“Good fences make good neighbors”-Robert Frost
What exactly is a boundary, when it comes to relationships? Simply put, a boundary is a limit or space between you and the other person; a clear place where you begin and the other person ends. Think of it as a fence in your backyard. You are the gate keeper and get to decide who you let in and who you keep out, who you let into the whole back yard, or who you let just inside the gate. You may still be keeping a distance, but you are giving them a chance to prove their trustworthiness both physically and emotionally. The purpose of setting a healthy boundary is, of course, to protect and take good care of you.
Healthy boundaries do not always come naturally or easily. We learn to “be” in all kinds of relationships by modeling. In other words, by watching how others handle relationships. In early childhood, it is our parents, grandparents, aunts, uncles, babysitters, and who ever else we were around on a regular basis. As we grow into adolescents, we rely less on parents and more on our friends to help us define ourselves and our boundaries or limits in relationships. If you grew up in a dysfunctional family, then chances are you have not learned how to set a boundary or even really know what it is. Learning to set our own healthy boundaries is an exercise in personal freedom. It means getting to know ourselves and increasing our awareness of where we stand and what we stand for. It means letting go of the unhealthy people in our lives so that we can grow into the healthy person that we were meant to be.

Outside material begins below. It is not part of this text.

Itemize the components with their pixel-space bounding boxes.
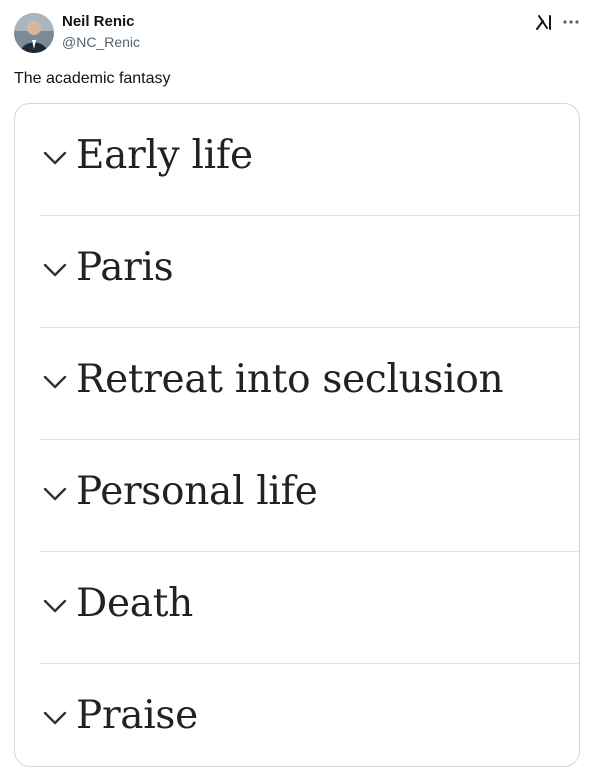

Here are a few tips to help you get started establishing boundaries with your partner in your relationship:
- Communicate your thoughts with one another. Be honest, but respectful when sharing your thoughts and feelings with your partner. It’s totally normal and okay to need time to gather your thoughts and feelings, but don’t use that approach to avoid the conversation.
- Never assume or guess your partner’s feelings. Making assumptions can create a lot of misunderstandings in a relationship. You may feel like you know your partner very well that you feel you’re entitled to assume what they want or need without asking them, but it is always your best bet to ask rather than assume.
- Follow through on what you say. Setting boundaries and not executing them lets the other person think they have an excuse to continue to overstep your boundaries. You shouldn’t make any exceptions to your own boundaries without careful consideration because you may soon find yourself on compromising things that aren’t acceptable to you.
- Take responsibility for your actions. Instead of immediately blaming your partner for the situation or how you’re feeling, take a step back and think about the choices you’ve made in the relationship and see if they may have contributed to the situation. Both partners should be doing this!
- Know when it’s time to move on. You can only share how you desire to be treated in the relationship, and you can’t be responsible for your partner’s feelings or communication. Everyone has the right to be treated with respect and fairness. If your partner can’t respect your boundaries, then it may be time to end the relationship.
Setting and establishing healthy boundaries is a skill, and it takes time! Remember, healthy boundaries don’t come easy, but if you trust your instincts, be open, and practice with your partner, the relationship will only get stronger over time.